TITLE=Predicting Sites of Epitranscriptome Modifications Using Unsupervised Representation Learning Based on Generative Adversarial Networks

JOURNAL=Frontiers in Physics

VOLUME=Volume 8 - 2020

YEAR=2020

URL=https://www.frontiersin.org/journals/physics/articles/10.3389/fphy.2020.00196

DOI=10.3389/fphy.2020.00196

ISSN=2296-424X

ABSTRACT=Epitranscriptome is an exciting area that studies modifications in transcripts. Of significant interest is the prediction of different modification sites from transcript sequences. However, very limited positive sites for most modifications pose significant challenges for training robust algorithms.
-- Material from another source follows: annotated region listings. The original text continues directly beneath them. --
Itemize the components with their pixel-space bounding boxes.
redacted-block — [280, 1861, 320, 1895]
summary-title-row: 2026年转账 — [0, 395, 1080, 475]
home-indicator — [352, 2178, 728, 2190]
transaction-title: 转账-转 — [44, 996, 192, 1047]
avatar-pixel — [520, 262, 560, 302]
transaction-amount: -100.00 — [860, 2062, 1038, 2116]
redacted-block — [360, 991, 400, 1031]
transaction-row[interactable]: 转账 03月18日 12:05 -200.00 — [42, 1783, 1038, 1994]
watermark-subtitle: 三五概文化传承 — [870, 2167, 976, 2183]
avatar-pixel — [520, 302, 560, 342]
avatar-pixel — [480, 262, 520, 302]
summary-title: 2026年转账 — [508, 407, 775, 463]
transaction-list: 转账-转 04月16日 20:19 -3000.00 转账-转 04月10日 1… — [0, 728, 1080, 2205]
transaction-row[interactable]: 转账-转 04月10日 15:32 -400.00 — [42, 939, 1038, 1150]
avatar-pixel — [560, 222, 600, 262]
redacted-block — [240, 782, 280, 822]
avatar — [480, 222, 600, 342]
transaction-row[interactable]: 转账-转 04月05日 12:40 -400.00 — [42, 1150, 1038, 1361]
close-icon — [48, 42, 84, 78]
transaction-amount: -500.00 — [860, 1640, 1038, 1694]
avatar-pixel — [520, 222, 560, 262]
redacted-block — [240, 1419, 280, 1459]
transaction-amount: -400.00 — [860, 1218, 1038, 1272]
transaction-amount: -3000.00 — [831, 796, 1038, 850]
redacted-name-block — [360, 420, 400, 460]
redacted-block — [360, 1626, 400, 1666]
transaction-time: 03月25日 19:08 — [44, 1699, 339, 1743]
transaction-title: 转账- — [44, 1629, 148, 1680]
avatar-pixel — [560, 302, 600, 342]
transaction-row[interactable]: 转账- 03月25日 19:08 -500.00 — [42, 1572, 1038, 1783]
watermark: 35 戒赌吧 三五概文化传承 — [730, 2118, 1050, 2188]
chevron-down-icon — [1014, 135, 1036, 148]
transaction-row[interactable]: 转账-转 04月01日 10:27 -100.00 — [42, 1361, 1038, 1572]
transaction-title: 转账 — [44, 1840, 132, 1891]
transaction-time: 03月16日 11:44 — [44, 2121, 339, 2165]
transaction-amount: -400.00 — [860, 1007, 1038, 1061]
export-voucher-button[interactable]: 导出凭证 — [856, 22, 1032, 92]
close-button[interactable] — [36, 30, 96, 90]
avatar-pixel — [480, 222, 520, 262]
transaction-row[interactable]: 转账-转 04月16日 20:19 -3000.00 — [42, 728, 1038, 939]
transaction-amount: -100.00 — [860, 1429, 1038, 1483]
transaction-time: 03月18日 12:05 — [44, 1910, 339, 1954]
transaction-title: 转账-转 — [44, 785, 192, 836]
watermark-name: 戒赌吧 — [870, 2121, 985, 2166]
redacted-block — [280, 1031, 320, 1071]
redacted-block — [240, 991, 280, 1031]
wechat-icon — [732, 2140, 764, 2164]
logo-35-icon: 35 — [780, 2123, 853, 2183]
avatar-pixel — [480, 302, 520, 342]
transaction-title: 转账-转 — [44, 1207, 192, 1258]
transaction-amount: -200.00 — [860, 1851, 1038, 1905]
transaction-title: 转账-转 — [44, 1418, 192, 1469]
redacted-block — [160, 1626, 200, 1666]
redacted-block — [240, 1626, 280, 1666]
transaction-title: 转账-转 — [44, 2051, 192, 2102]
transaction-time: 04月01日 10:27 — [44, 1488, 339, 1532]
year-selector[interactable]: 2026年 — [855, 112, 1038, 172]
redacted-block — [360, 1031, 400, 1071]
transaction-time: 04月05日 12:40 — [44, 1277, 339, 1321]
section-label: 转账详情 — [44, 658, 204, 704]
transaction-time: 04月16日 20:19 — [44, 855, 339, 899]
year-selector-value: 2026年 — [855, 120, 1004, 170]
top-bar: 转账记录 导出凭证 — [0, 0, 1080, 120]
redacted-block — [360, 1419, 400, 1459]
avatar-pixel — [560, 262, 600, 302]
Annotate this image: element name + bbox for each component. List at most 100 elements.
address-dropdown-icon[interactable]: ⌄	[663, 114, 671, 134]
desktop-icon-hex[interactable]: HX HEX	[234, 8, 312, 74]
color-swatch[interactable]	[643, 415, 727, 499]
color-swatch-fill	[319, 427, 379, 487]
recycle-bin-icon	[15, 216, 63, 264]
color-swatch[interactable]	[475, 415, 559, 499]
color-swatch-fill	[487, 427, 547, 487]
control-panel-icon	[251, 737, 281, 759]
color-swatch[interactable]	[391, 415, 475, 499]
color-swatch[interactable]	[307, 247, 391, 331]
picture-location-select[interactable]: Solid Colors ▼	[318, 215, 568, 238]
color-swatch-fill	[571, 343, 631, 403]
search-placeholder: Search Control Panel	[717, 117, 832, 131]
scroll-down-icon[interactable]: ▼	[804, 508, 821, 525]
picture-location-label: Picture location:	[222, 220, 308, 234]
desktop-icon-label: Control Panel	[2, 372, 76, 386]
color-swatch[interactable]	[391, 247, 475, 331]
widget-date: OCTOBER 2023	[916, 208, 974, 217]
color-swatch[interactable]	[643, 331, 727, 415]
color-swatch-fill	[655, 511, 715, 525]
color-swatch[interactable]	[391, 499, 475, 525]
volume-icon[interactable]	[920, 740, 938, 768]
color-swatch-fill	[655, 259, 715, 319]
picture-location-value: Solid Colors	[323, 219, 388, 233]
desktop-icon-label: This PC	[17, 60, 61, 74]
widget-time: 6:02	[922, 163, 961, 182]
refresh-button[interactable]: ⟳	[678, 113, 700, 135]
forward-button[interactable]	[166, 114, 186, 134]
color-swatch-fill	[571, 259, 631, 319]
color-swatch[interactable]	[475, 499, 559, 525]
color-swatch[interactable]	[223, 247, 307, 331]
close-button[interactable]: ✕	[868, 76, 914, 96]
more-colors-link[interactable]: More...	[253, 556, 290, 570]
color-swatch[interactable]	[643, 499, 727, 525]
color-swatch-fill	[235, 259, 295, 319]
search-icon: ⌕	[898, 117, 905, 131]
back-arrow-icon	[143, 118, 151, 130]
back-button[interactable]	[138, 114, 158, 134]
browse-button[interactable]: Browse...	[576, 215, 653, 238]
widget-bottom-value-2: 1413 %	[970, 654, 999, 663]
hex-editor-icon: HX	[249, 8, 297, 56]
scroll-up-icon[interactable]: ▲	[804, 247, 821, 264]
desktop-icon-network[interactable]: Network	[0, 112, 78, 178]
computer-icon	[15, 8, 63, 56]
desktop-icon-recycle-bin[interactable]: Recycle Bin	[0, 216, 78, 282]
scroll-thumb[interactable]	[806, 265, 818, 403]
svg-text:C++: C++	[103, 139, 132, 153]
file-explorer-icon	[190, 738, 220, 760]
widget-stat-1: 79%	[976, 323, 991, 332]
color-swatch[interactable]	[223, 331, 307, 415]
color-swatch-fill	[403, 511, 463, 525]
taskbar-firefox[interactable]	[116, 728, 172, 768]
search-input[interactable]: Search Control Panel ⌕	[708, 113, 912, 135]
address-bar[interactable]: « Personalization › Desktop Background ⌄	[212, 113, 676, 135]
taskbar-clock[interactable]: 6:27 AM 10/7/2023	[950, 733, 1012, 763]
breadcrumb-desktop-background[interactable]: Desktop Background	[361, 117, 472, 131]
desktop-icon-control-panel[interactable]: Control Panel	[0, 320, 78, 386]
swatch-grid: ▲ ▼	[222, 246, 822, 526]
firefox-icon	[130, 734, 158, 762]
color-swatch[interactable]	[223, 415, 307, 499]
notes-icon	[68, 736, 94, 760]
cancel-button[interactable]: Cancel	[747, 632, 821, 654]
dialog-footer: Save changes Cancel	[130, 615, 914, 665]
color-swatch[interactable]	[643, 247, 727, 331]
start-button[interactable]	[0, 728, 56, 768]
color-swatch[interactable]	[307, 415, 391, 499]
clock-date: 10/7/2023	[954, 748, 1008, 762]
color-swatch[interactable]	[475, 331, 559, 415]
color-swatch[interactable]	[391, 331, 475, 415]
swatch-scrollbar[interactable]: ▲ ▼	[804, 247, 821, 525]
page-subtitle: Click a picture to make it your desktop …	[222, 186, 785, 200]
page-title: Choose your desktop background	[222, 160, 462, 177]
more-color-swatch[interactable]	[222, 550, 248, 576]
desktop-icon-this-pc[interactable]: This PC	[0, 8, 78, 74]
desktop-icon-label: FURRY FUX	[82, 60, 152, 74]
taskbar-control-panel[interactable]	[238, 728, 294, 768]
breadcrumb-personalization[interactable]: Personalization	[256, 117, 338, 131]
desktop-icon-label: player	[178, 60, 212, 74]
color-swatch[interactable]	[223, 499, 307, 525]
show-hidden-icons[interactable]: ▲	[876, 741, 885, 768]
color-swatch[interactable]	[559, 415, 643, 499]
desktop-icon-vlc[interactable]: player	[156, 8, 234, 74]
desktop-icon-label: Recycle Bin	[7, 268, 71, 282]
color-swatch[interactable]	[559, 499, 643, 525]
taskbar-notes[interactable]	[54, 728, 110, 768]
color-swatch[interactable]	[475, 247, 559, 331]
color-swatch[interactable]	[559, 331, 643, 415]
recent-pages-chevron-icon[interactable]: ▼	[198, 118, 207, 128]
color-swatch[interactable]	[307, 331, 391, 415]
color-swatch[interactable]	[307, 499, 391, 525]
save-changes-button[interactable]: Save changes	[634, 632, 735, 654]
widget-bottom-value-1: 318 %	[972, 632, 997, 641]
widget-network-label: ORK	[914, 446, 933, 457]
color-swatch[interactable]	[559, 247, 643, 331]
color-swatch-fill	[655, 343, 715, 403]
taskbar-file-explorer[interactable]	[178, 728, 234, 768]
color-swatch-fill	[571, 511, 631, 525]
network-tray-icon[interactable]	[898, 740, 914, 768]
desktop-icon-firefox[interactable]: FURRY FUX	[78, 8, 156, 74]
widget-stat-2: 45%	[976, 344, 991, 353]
To circumvent this problem, we proposed MR-GAN, a novel Adversarial Learned Inference (ALI) algorithm, which is trained in an unsupervised fashion on the entire pre-mRNA sequences to learn a low dimensional embedding of transcriptomic sequences. MR-GAN was then applied to extract the embeddings of the sequences in a training dataset we created for eight epitranscriptome modifications including m6A, m1A, m1G, m2G, m5C, m5U, 2′-O-Me, Pseudouridine (Ψ) and Dihydrouridine (D), of which the training samples are small. Prediction models were trained based on the embeddings extracted by MR-GAN. We compared the prediction performance with the one-hot encoding of the training sequences and SRAMP, a state-of-the-art m6A site prediction algorithm and demonstrated that the learned embeddings outperform one-hot encoding by a significant margin for up to 15% improvement. Using MR-GAN, we also investigated the sequence motifs for each modification type and uncovered known motifs as well as new motifs not possible with sequences directly. The results demonstrated that transcriptome features extracted using unsupervised learning can lead to high precision for predicting multiple types of epitranscriptome modifications even when the data size is small and extremely imbalanced.